The Neglect of Intellectual Life in World Affairs

It is reported that in the next volume of Bethmann-Hollweg's posthumous “Reflections on the World War”, the sentence “With a European chaos, the age of freedom and justice begins, which our opponents have promised the world.” It took only one world war to bring personalities who, through their position in European public life, could have had as much influence as Bethmann-Hollweg, into a line of thought as indicated in this sentence. When he wrote this sentence, Bethmann-Hollweg had long since been deprived of power.

The conditions in the life of the nations of Europe did not come into being only as a result of the World War. They were there before it. They caused it. They only gained the opportunity to come to fruition through it.

The leading personalities of public life were not able to prevent the terrible catastrophe because they did not want to see the forces at work in the lives of nations. They based their thinking on the external balance of power; and real life was rooted in the spiritual conditions of the nations.

A ray of hope in this chaos cannot arise until the insight matures that without an understanding of the soul life of nations, public affairs cannot be brought into a healthy course.

The eyes of those who are thinking of the Washington Conference are now turned towards the Far East, towards Japan. But again, these eyes are only attracted by the external means of power. What should be done in relation to Japan in order to be able to represent Western economic interests in China and Siberia in a satisfactory manner, is what is being asked.

That is indeed the question. For these economic interests do exist, and Western life cannot continue if they cannot be satisfied. But suppose they are steered in some direction only by the means we are considering today. What must happen?

Japan is at present in a certain respect the outpost of Asiatic life. It has to the greatest extent externally adopted European forms in this life. Through alliances, treaties and so forth, it can be treated politically in the way that one has become accustomed to in the West. But in terms of the national soul, it remains connected with the life of Asia as a whole.

Asia, however, has inherited an ancient spiritual life. This is more important to it than anything else. This spiritual life will flare up in mighty flames if the West creates conditions that cannot satisfy it. But the West believes it can organize these conditions for purely economic reasons. It will thus create the starting points for even more terrible catastrophes than the European war was.

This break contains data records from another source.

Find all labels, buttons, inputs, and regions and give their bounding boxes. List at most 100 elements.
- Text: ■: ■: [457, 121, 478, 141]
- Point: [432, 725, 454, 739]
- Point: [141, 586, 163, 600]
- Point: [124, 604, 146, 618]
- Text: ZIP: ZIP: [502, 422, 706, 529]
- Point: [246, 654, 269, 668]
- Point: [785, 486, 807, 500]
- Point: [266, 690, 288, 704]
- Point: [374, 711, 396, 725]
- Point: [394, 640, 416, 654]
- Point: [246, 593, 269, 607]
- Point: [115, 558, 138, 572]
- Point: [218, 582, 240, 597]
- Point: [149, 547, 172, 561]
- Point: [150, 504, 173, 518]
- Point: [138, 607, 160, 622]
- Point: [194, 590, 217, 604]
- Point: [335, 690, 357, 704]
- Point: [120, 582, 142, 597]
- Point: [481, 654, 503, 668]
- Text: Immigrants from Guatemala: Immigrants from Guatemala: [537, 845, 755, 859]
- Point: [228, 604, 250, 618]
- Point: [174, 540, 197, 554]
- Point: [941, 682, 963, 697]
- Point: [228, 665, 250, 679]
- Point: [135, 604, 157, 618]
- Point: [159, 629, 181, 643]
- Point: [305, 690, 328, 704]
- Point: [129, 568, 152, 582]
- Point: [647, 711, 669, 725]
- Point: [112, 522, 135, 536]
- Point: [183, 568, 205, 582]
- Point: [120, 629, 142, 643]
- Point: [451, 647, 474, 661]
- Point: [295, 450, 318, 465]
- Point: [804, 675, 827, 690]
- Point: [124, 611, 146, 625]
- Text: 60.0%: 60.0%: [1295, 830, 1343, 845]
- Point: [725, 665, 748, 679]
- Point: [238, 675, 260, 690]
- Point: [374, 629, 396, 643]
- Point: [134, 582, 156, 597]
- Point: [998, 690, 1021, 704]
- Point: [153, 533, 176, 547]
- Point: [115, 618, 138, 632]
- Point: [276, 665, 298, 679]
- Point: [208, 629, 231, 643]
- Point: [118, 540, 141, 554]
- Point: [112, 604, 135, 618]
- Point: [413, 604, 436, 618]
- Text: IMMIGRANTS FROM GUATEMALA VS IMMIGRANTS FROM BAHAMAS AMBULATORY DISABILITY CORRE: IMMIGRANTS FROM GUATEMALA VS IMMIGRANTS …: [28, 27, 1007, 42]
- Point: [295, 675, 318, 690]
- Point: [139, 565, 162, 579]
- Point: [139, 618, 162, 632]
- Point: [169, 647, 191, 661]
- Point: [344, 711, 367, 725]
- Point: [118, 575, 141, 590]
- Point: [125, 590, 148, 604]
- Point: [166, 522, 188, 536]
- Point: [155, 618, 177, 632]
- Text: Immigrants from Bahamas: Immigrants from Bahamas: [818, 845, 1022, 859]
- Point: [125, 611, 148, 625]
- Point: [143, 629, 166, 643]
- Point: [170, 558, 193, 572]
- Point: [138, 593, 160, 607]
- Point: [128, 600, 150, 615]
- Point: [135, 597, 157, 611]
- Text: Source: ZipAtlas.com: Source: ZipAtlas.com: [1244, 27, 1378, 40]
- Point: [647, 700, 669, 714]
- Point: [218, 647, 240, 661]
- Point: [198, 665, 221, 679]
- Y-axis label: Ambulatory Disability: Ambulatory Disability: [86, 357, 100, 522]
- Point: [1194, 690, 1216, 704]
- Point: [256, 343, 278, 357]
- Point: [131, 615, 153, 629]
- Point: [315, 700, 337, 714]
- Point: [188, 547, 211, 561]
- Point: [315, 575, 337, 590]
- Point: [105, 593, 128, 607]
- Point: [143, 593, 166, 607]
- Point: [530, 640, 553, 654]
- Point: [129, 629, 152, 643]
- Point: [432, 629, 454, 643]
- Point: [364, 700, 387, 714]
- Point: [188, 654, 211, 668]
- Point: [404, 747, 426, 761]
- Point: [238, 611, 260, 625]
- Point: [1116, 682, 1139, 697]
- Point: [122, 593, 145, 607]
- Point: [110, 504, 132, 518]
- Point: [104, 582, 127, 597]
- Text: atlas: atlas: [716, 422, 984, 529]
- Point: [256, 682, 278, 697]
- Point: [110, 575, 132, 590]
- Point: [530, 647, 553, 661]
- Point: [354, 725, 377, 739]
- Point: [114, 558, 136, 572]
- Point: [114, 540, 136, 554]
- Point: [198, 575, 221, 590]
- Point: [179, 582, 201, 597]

The public affairs that now span the world cannot be conducted without the input of spiritual impulses. The peoples of Asia will respond sympathetically to the West if the West can bring them ideas that are universally human in character. These ideas speak of what man is in the context of the world, and how life should be socially organized in accordance with this cosmic context. When the East hears that the West has new knowledge about things of which the old traditions tell, but for which a dark feeling strives for renewal, then they will come to an understanding coexistence. If, however, the public work with such an impact continues to be regarded as the fantastic idea of impractical people, then the East will ultimately wage war against the West, despite the fact that people in Washington are talking about how wonderful it would be in the world if disarmament were to take place.

The West wants world peace in order to achieve its economic goals. The East will only embrace economic goals if the West has something of spiritual value to convey to it. The solution of the great world problems today depends on whether one is able to bring spiritual life into the right relationship to economic life.

This will not be possible as long as the spiritual life in our social organisms is not placed on its own free foundation. The West has the possibility of a lively spiritual development. It can extract a spiritual world view from the treasure it has accumulated through its scientific and technical way of thinking. But so far, only that which leads to a mechanistic-materialistic view has been taken from this treasure. Public thinking classified the spiritual with the economic in socio-public life. The free development of the spirit, which is strongly predisposed in the West, was hindered because the administration of spiritual affairs is intertwined with the other factors of social life. Individual people with higher spiritual interests relate to the East in such a way that they take over its ancient spiritual heritage and outwardly graft it onto the spiritual life of the West. Under such conditions, the “light from the East” is not only an indictment of the West. It is a terrible indictment. It means that the West feels so taken in by dark interests that it cannot see its own light.

The elevation of spiritual values in the West will determine whether humanity will master today's chaos or continue to err helplessly in it. As long as the will to do so is regarded as the utopian-mystical ravings of impractical people, chaos will continue. People will speak of peace but be unable to avert the causes of war. They will be forced to tremble for the fate of Europe when, as in these days, a single personality who formerly held power wants to regain such power. But it must be remembered that conditions are unhealthy in which such trepidation is possible at all.